Now, that example might have been extreme but it communicates the point:  You are out of pocket and you need to be checked.  You need to be taught a lesson that a rhetorical besting will not provide.  The only way you're gonna learn how wrong you were is by reflecting on your mistakes while picking your teeth up off the floor. 

Stephen Miller, Tucker Carlson, Donald Trump; they routinely find themselves in territory where a blow to the face would be appropriate.  Imagine one of John McCain's sons beating the piss out of Donald Trump after he said "I like people who weren't captured."  He clearly would have deserved it, and being exposed as a bitch to the world probably would have kept him from being President. 

They know that's what they're doing.  They're trying to incite the person they're talking to, and act like they're the civil one when the person rightfully and understandably reacts, then they claim victory, because you dared have an emotional reaction to something so insulting, like a normal human being. They hide behind these societal norms to avoid having to account for the things they say.  You shouldn't be allowed to do that.  And it bleeds down into regular society, because the average person says stuff on Twitter and Facebook that they know they wouldn't say to that same person if they were in the next cubicle at work.  The only way they'd say it is if they had the protection of a gun, which is the bitch's way.  Anybody can talk crazy if they're holding a gun, because right or wrong, the other person is probably going to be killed.  Killing a person because you were wrong doesn't earn you any respect from anyone you'd want to earn respect from, and that's why George Zimmerman will be remembered by history as a bitch who killed a teenager for whooping his ass in a fight.  Take that "might makes right" shit back to the 1800s.

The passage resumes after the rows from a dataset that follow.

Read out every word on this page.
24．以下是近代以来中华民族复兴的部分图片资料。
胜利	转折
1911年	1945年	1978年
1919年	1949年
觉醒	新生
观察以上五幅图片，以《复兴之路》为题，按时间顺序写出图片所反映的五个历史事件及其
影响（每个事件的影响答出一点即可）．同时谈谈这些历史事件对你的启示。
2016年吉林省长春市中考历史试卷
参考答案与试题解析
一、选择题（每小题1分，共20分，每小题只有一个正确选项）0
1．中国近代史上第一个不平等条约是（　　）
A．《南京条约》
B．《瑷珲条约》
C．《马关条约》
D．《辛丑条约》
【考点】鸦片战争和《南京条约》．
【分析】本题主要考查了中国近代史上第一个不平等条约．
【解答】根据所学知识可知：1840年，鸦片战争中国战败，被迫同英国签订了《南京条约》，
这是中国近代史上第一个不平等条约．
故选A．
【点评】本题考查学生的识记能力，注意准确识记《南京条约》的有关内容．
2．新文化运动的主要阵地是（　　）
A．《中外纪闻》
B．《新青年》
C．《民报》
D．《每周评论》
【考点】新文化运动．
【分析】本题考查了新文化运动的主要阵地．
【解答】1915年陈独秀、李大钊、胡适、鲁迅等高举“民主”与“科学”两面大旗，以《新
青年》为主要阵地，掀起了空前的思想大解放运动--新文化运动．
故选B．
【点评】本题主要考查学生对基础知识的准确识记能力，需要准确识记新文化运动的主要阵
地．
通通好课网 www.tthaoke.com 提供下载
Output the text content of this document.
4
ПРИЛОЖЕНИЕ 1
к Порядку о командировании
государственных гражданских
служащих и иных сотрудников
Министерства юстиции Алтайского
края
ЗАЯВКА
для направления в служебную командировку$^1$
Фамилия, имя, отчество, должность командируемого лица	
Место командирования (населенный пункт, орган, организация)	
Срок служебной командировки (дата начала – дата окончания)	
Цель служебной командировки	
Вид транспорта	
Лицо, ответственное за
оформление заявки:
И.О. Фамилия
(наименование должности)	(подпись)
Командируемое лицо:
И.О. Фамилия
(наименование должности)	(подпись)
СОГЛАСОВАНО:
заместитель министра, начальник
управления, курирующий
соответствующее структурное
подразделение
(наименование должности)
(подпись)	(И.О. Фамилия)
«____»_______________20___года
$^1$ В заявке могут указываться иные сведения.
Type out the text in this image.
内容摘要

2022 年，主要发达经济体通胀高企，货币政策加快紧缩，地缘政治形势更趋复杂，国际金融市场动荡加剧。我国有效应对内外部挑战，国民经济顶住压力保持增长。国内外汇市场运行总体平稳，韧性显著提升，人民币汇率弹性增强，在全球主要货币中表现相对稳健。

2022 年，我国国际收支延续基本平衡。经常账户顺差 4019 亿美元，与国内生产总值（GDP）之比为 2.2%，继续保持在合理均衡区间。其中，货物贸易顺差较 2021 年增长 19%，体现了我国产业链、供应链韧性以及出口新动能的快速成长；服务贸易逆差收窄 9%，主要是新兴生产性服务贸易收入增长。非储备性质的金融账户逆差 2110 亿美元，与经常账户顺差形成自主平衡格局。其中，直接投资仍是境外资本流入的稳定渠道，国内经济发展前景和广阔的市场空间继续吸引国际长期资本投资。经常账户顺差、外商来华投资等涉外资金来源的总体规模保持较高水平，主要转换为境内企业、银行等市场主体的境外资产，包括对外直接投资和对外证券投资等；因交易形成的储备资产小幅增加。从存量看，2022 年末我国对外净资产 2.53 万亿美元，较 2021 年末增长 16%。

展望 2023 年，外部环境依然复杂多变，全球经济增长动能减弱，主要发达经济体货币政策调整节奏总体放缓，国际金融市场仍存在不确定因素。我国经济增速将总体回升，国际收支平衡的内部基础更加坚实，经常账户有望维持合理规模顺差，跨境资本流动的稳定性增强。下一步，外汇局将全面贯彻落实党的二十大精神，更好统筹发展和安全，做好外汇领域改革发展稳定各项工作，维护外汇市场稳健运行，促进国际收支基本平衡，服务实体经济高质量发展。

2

But if we lived in a society where it was understood up front that you could get a sturdy, powder-covered, open hand slap to the face for being disrespectful?  No payback later on, no guns, no calling the cops, you just know that if you say something out of pocket, you have to square up?  We're not talking about roasting somebody, because that's basically just harsh teasing, and if you grew up with that, then you understand that your day eventually comes, and you have to take it or get your own jokes off.  This ain't that. 

Imagine the self-editing that would come.  Society would transform overnight.  Because you'd have to stand by the things you were saying, and you couldn't talk greasy unless you were really about that action. Because if you were, somebody was probably gonna come see you about it.  That's true checks and balances.  And everybody would be more respectful, and we'd probably get more done.  I bet you'd be way more likely to hear out the person speaking if you knew you couldn't just cut them off and say, "You're so fucking stupid, libtard."